The group of NCAA players played for the temporary team “Boricuas NCAA,” which featured three other Atlantic Coast Conference players playing alongside Casiano and Plummer — a setter from Wake Forest, a former libero from Notre Dame and an outside hitter from Pittsburg.

Most Boricuas players knew each other strictly from collegiate competition, but they were able to bond throughout the week of camp leading up to their exhibition matchup in Gurabo against an all-star selection of players from Liga de Voleibol Superior Femenino of the Puerto Rico Women’s Professional Volleyball League. Casiano said, now that she’s familiar with players on other ACC teams, there would be a “friendly rivalry” within the ACC.

Morales said Boricuas was nervous in the opening set against the All-Stars because the players were going up against professionals. There was also a crowd of one thousand fans in attendance, which was the first time since the pandemic began that most of the players on Boricuas played in front of a crowd.

Puerto Rico as a culture, we’re not that tall. Having two tall players in the middle is something we need.

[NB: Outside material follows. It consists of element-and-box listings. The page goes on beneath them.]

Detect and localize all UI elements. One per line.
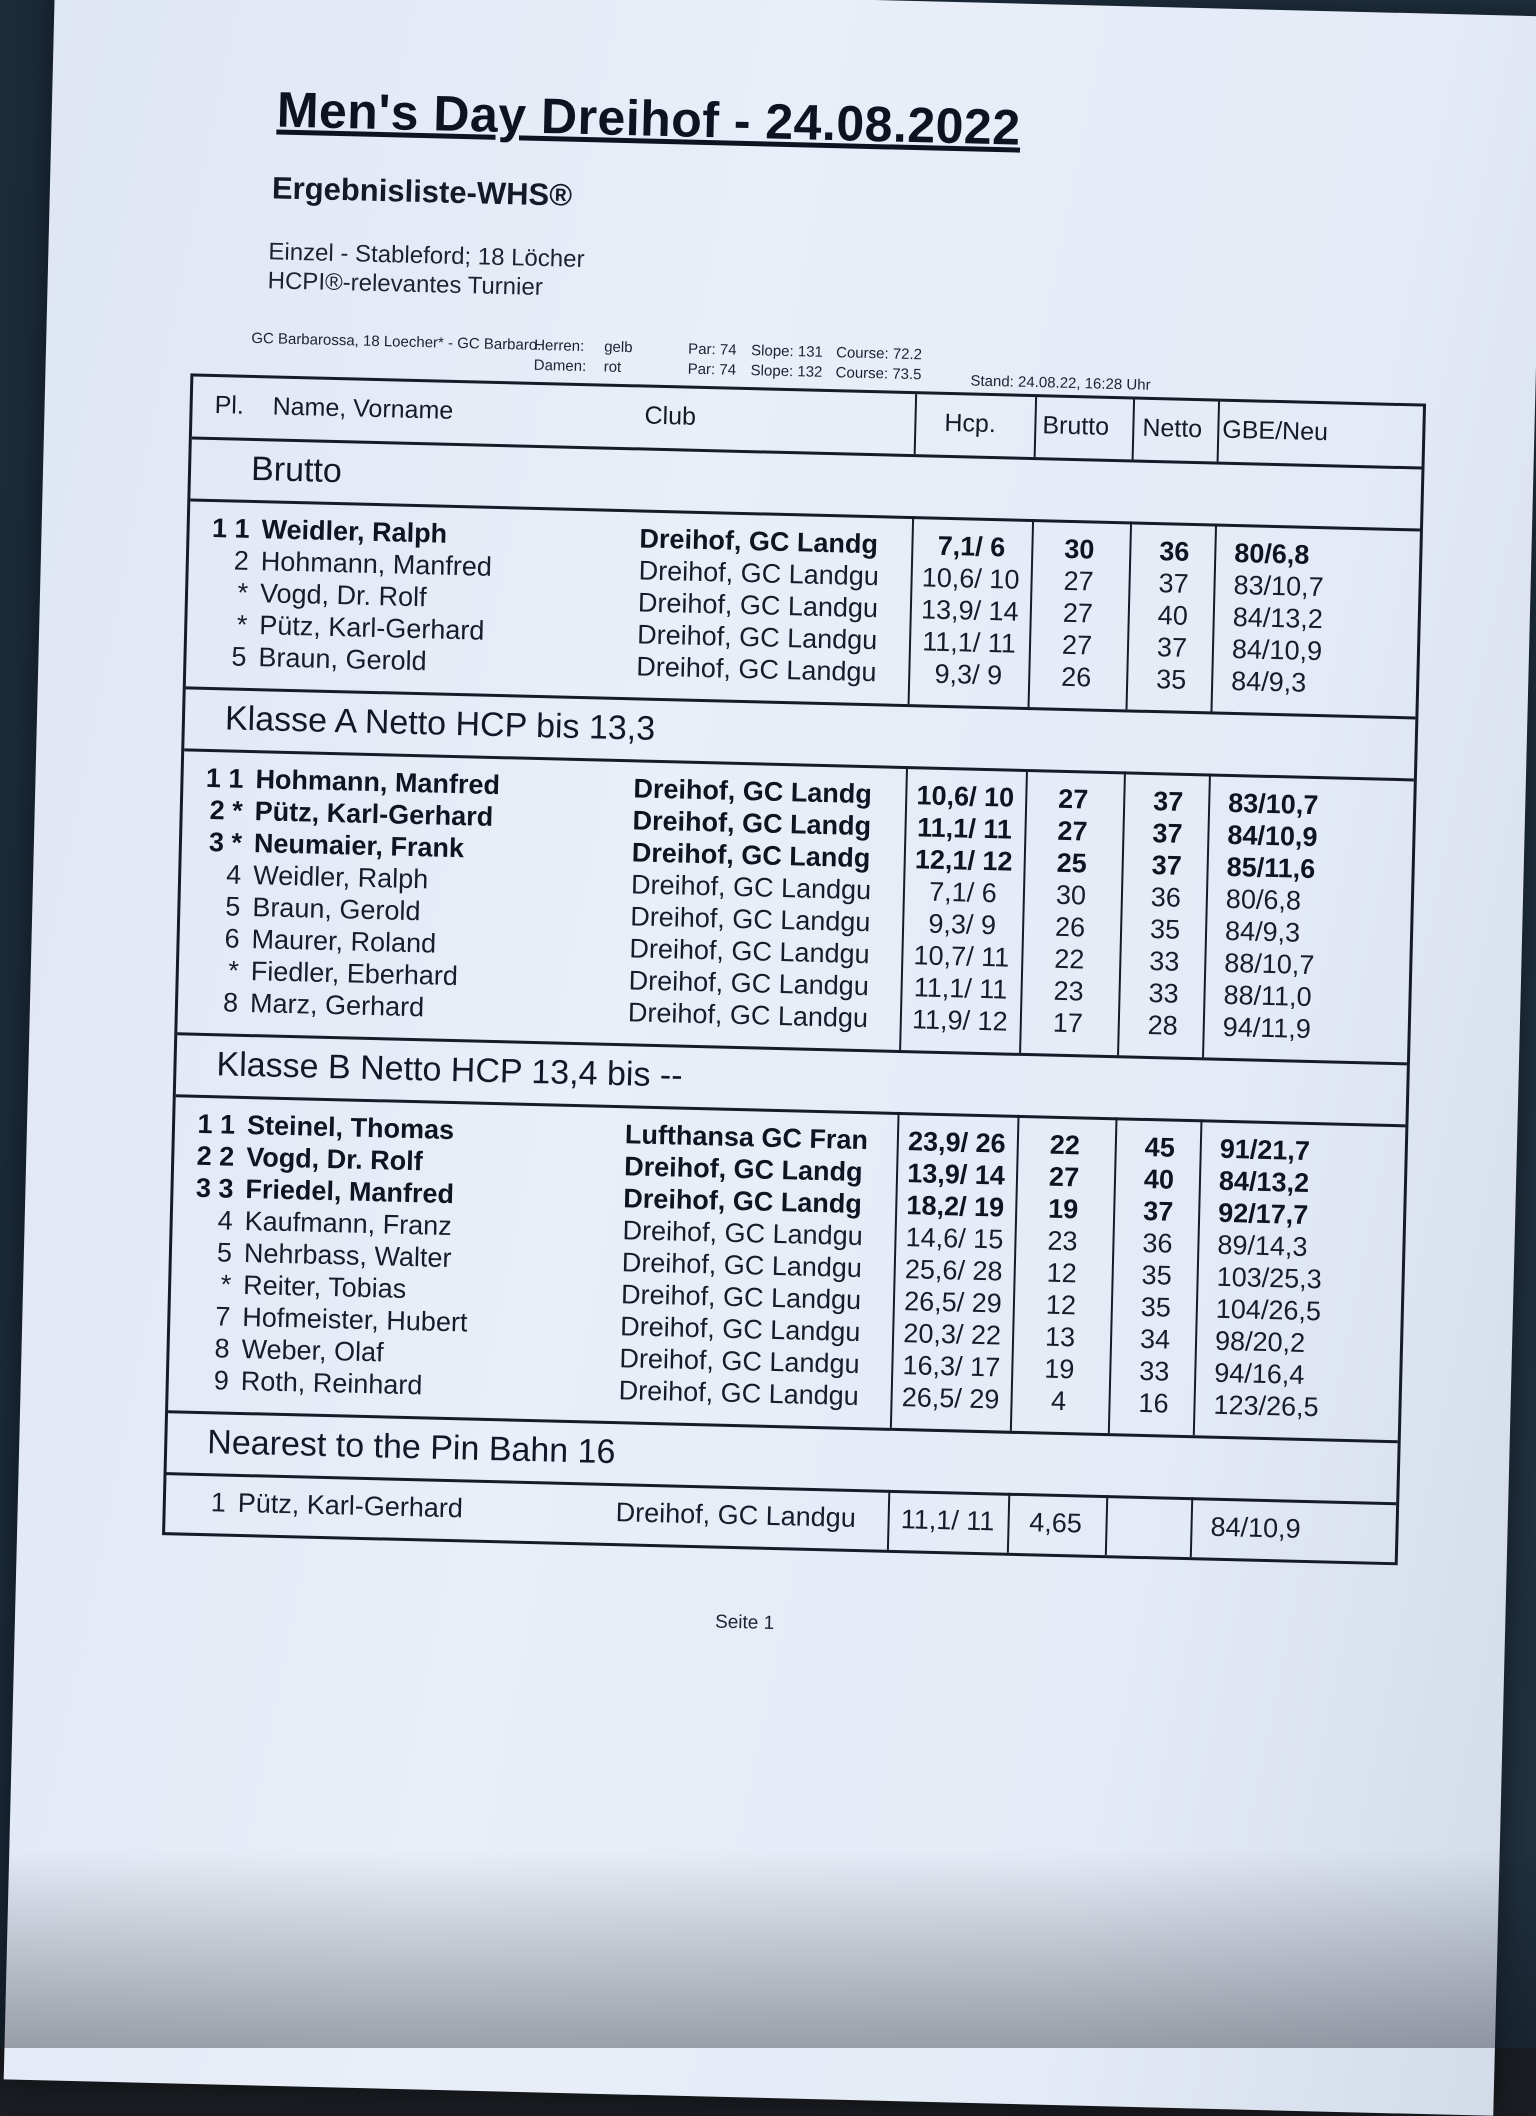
cell-hcp: 26,5/ 29 <box>901 1382 1000 1415</box>
cell-name: Maurer, Roland <box>251 924 437 959</box>
cell-club: Dreihof, GC Landgu <box>621 1247 863 1284</box>
cell-name: Friedel, Manfred <box>245 1174 455 1210</box>
cell-netto: 33 <box>1138 1355 1170 1387</box>
cell-brutto: 26 <box>1060 661 1092 693</box>
herren-label: Herren: <box>534 336 585 356</box>
cell-pl: 5 <box>231 641 247 672</box>
cell-pl: * <box>236 609 248 640</box>
cell-name: Weber, Olaf <box>241 1333 385 1368</box>
header-pl: Pl. <box>214 391 245 420</box>
cell-pl: 5 <box>216 1237 233 1268</box>
cell-hcp: 9,3/ 9 <box>928 908 997 941</box>
cell-hcp: 25,6/ 28 <box>904 1254 1003 1287</box>
cell-club: Dreihof, GC Landg <box>623 1151 863 1188</box>
cell-club: Dreihof, GC Landg <box>633 773 873 810</box>
cell-pl: 2 <box>233 545 250 576</box>
cell-gbe: 85/11,6 <box>1226 851 1316 885</box>
cell-name: Roth, Reinhard <box>240 1365 423 1401</box>
cell-netto <box>1111 1509 1191 1511</box>
cell-gbe: 88/11,0 <box>1223 979 1312 1013</box>
cell-hcp: 7,1/ 6 <box>937 530 1006 563</box>
cell-name: Vogd, Dr. Rolf <box>259 578 427 613</box>
cell-pl: 6 <box>224 923 240 954</box>
document-subtitle: Ergebnisliste-WHS® <box>271 170 573 213</box>
cell-hcp: 26,5/ 29 <box>903 1286 1003 1319</box>
cell-gbe: 80/6,8 <box>1233 537 1310 570</box>
cell-brutto: 30 <box>1055 879 1087 911</box>
results-table <box>162 373 1426 1565</box>
cell-netto: 37 <box>1158 568 1189 599</box>
cell-brutto: 27 <box>1063 565 1094 597</box>
cell-brutto: 23 <box>1053 975 1084 1007</box>
cell-club: Dreihof, GC Landgu <box>630 869 872 906</box>
cell-hcp: 7,1/ 6 <box>928 876 998 909</box>
cell-hcp: 11,1/ 11 <box>916 812 1013 845</box>
cell-brutto: 27 <box>1061 629 1093 661</box>
cell-netto: 37 <box>1142 1195 1174 1227</box>
cell-club: Dreihof, GC Landg <box>631 837 871 874</box>
cell-name: Fiedler, Eberhard <box>250 956 459 992</box>
cell-pl: 4 <box>225 859 242 890</box>
cell-name: Nehrbass, Walter <box>243 1238 452 1274</box>
cell-brutto: 19 <box>1043 1353 1075 1385</box>
cell-club: Dreihof, GC Landgu <box>636 619 878 656</box>
cell-club: Dreihof, GC Landg <box>639 523 879 560</box>
tournament-description <box>267 237 585 303</box>
cell-pl: 1 1 <box>205 762 244 794</box>
cell-hcp: 13,9/ 14 <box>920 594 1020 627</box>
cell-brutto: 27 <box>1048 1161 1080 1193</box>
cell-gbe: 84/10,9 <box>1231 633 1323 667</box>
cell-hcp: 16,3/ 17 <box>902 1350 1001 1383</box>
cell-netto: 37 <box>1152 786 1184 817</box>
cell-brutto: 26 <box>1054 911 1086 943</box>
cell-netto: 28 <box>1147 1010 1179 1041</box>
section-title: Brutto <box>250 449 343 491</box>
result-sheet <box>4 0 1536 2116</box>
cell-hcp: 10,7/ 11 <box>913 940 1010 973</box>
format-line: Einzel - Stableford; 18 Löcher <box>268 238 585 274</box>
cell-hcp: 11,1/ 11 <box>900 1504 995 1537</box>
header-gbe: GBE/Neu <box>1222 415 1329 447</box>
cell-gbe: 103/25,3 <box>1216 1261 1323 1295</box>
cell-netto: 40 <box>1143 1163 1175 1195</box>
cell-club: Dreihof, GC Landgu <box>638 555 880 592</box>
cell-gbe: 83/10,7 <box>1227 787 1319 821</box>
cell-netto: 34 <box>1139 1323 1171 1355</box>
cell-pl: 2 2 <box>196 1140 235 1172</box>
cell-gbe: 91/21,7 <box>1219 1133 1311 1167</box>
cell-hcp: 20,3/ 22 <box>903 1318 1002 1351</box>
cell-netto: 35 <box>1149 914 1181 945</box>
cell-club: Dreihof, GC Landgu <box>618 1375 860 1412</box>
cell-netto: 33 <box>1148 946 1180 977</box>
cell-name: Braun, Gerold <box>252 892 421 927</box>
cell-brutto: 4,65 <box>1028 1507 1083 1539</box>
cell-hcp: 10,6/ 10 <box>921 562 1020 595</box>
cell-hcp: 14,6/ 15 <box>905 1222 1004 1255</box>
cell-name: Hofmeister, Hubert <box>242 1301 468 1338</box>
page-number: Seite 1 <box>714 1611 775 1635</box>
section-title: Klasse B Netto HCP 13,4 bis -- <box>216 1045 684 1095</box>
cell-club: Dreihof, GC Landgu <box>619 1311 861 1348</box>
cell-netto: 35 <box>1140 1291 1172 1323</box>
cell-netto: 33 <box>1148 978 1179 1009</box>
cell-gbe: 84/9,3 <box>1224 915 1301 948</box>
cell-club: Dreihof, GC Landgu <box>636 651 877 688</box>
herren-course: Course: 72.2 <box>835 344 923 364</box>
cell-name: Steinel, Thomas <box>246 1110 455 1146</box>
header-club: Club <box>644 401 697 431</box>
cell-pl: 1 1 <box>211 513 251 544</box>
cell-gbe: 98/20,2 <box>1214 1325 1306 1358</box>
cell-brutto: 27 <box>1057 783 1089 815</box>
cell-club: Lufthansa GC Fran <box>624 1119 869 1156</box>
cell-gbe: 80/6,8 <box>1225 883 1302 916</box>
cell-hcp: 18,2/ 19 <box>906 1190 1005 1223</box>
cell-pl: * <box>220 1269 232 1300</box>
cell-gbe: 89/14,3 <box>1217 1229 1308 1262</box>
cell-pl: 8 <box>214 1333 230 1364</box>
herren-par: Par: 74 <box>687 340 737 359</box>
cell-name: Braun, Gerold <box>258 642 427 677</box>
cell-pl: 7 <box>215 1301 231 1332</box>
cell-brutto: 17 <box>1052 1007 1084 1039</box>
cell-name: Reiter, Tobias <box>242 1269 407 1304</box>
cell-pl: * <box>227 955 240 986</box>
header-netto: Netto <box>1142 413 1203 444</box>
cell-club: Dreihof, GC Landg <box>632 805 872 842</box>
cell-name: Pütz, Karl-Gerhard <box>237 1487 464 1524</box>
damen-slope: Slope: 132 <box>750 362 823 381</box>
cell-name: Weidler, Ralph <box>261 514 448 549</box>
cell-name: Hohmann, Manfred <box>255 764 501 801</box>
cell-brutto: 22 <box>1049 1129 1081 1161</box>
cell-hcp: 11,1/ 11 <box>921 626 1017 659</box>
cell-brutto: 19 <box>1047 1193 1079 1225</box>
cell-pl: * <box>237 577 249 608</box>
cell-gbe: 84/13,2 <box>1218 1165 1310 1198</box>
table-surface-shadow <box>0 1850 1536 2048</box>
cell-pl: 8 <box>222 987 239 1018</box>
damen-label: Damen: <box>533 356 587 376</box>
cell-brutto: 12 <box>1045 1289 1077 1321</box>
cell-pl: 1 <box>210 1487 227 1518</box>
cell-name: Vogd, Dr. Rolf <box>245 1142 424 1177</box>
cell-gbe: 104/26,5 <box>1215 1293 1322 1327</box>
cell-name: Pütz, Karl-Gerhard <box>254 796 494 832</box>
cell-club: Dreihof, GC Landgu <box>619 1343 860 1380</box>
damen-tee: rot <box>603 358 622 376</box>
cell-hcp: 11,1/ 11 <box>913 972 1008 1005</box>
cell-name: Neumaier, Frank <box>253 828 465 864</box>
course-name: GC Barbarossa, 18 Loecher* - GC Barbaro. <box>251 329 542 354</box>
document-title: Men's Day Dreihof - 24.08.2022 <box>276 81 1022 156</box>
cell-gbe: 83/10,7 <box>1233 569 1325 603</box>
cell-gbe: 92/17,7 <box>1217 1197 1309 1230</box>
damen-par: Par: 74 <box>687 360 737 379</box>
damen-course: Course: 73.5 <box>835 364 922 384</box>
cell-gbe: 84/9,3 <box>1230 665 1307 698</box>
cell-pl: 5 <box>225 891 241 922</box>
cell-club: Dreihof, GC Landgu <box>627 997 869 1034</box>
cell-brutto: 27 <box>1062 597 1094 629</box>
stand-timestamp: Stand: 24.08.22, 16:28 Uhr <box>970 372 1151 394</box>
cell-brutto: 22 <box>1053 943 1085 975</box>
cell-hcp: 12,1/ 12 <box>914 844 1013 877</box>
cell-hcp: 23,9/ 26 <box>907 1126 1007 1159</box>
hcpi-line: HCPI®-relevantes Turnier <box>267 267 544 302</box>
cell-hcp: 11,9/ 12 <box>911 1004 1008 1037</box>
cell-club: Dreihof, GC Landgu <box>622 1215 864 1252</box>
section-title: Klasse A Netto HCP bis 13,3 <box>224 699 656 748</box>
section-title: Nearest to the Pin Bahn 16 <box>206 1423 616 1472</box>
cell-netto: 16 <box>1138 1387 1169 1419</box>
cell-hcp: 10,6/ 10 <box>916 780 1015 813</box>
cell-name: Kaufmann, Franz <box>244 1206 453 1242</box>
cell-hcp: 9,3/ 9 <box>934 658 1003 691</box>
cell-netto: 35 <box>1141 1259 1173 1291</box>
cell-brutto: 4 <box>1050 1385 1067 1417</box>
cell-netto: 40 <box>1157 600 1189 631</box>
herren-tee: gelb <box>603 338 633 357</box>
cell-gbe: 123/26,5 <box>1213 1389 1319 1423</box>
cell-club: Dreihof, GC Landgu <box>615 1497 857 1534</box>
cell-netto: 37 <box>1152 818 1183 849</box>
cell-brutto: 12 <box>1046 1257 1078 1289</box>
cell-name: Weidler, Ralph <box>252 860 429 895</box>
cell-netto: 36 <box>1158 536 1190 567</box>
cell-netto: 36 <box>1150 882 1182 913</box>
header-hcp: Hcp. <box>944 408 997 439</box>
cell-name: Hohmann, Manfred <box>260 546 493 582</box>
cell-gbe: 84/10,9 <box>1227 819 1318 853</box>
cell-gbe: 88/10,7 <box>1223 947 1315 981</box>
cell-brutto: 13 <box>1044 1321 1076 1353</box>
cell-netto: 36 <box>1142 1227 1173 1259</box>
cell-brutto: 25 <box>1056 847 1088 879</box>
cell-netto: 37 <box>1151 850 1183 881</box>
cell-pl: 3 * <box>208 827 243 858</box>
cell-gbe: 94/11,9 <box>1222 1011 1312 1044</box>
cell-pl: 9 <box>213 1365 230 1396</box>
cell-brutto: 27 <box>1057 815 1088 847</box>
cell-netto: 37 <box>1156 632 1188 663</box>
cell-club: Dreihof, GC Landgu <box>637 587 879 624</box>
cell-gbe: 84/10,9 <box>1210 1511 1301 1544</box>
cell-club: Dreihof, GC Landgu <box>629 901 871 938</box>
cell-club: Dreihof, GC Landg <box>623 1183 863 1220</box>
cell-club: Dreihof, GC Landgu <box>620 1279 862 1316</box>
cell-brutto: 30 <box>1064 533 1095 565</box>
cell-club: Dreihof, GC Landgu <box>628 965 870 1002</box>
cell-name: Marz, Gerhard <box>249 988 425 1023</box>
cell-pl: 1 1 <box>197 1108 236 1140</box>
cell-hcp: 13,9/ 14 <box>906 1158 1006 1191</box>
cell-gbe: 94/16,4 <box>1213 1357 1305 1390</box>
header-brutto: Brutto <box>1042 411 1110 441</box>
cell-netto: 35 <box>1155 664 1187 695</box>
header-name: Name, Vorname <box>272 392 454 425</box>
cell-pl: 3 3 <box>195 1172 234 1204</box>
cell-name: Pütz, Karl-Gerhard <box>258 610 485 646</box>
cell-netto: 45 <box>1144 1131 1176 1163</box>
herren-slope: Slope: 131 <box>750 342 824 361</box>
cell-pl: 2 * <box>209 795 244 826</box>
cell-pl: 4 <box>217 1205 234 1236</box>
cell-brutto: 23 <box>1047 1225 1078 1257</box>
cell-club: Dreihof, GC Landgu <box>629 933 870 970</box>
cell-gbe: 84/13,2 <box>1232 601 1324 635</box>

Fernando Morales, head coach of Puerto Rico’s women’s national volleyball team

Plummer and Casiano both were active as middle blockers throughout the game, although they didn’t see much action off of sets because of Puerto Rico’s style of play. Boricuas narrowly lost the first two sets by a few points, but the team would ultimately fall to the Liga de Voleibol Superior Femenino in the third set.

“We could have won one set if it wasn’t for the slow start,” Morales said. “But I think we kept up with them all game long.”

Even though the camp was only one week, Casiano and Plummer sharpened their skills and adjusted to a quicker style of play at the development camp, preparing for the 2021 season at SU. Morales said that both Casiano and Plummer showed that they have enough skill to pursue a professional volleyball career or even play for the national team in Puerto Rico.

“I’ve already been invited back there to play with them in a tournament,” Casiano said. “I’ll definitely be back there playing against all kinds of countries.”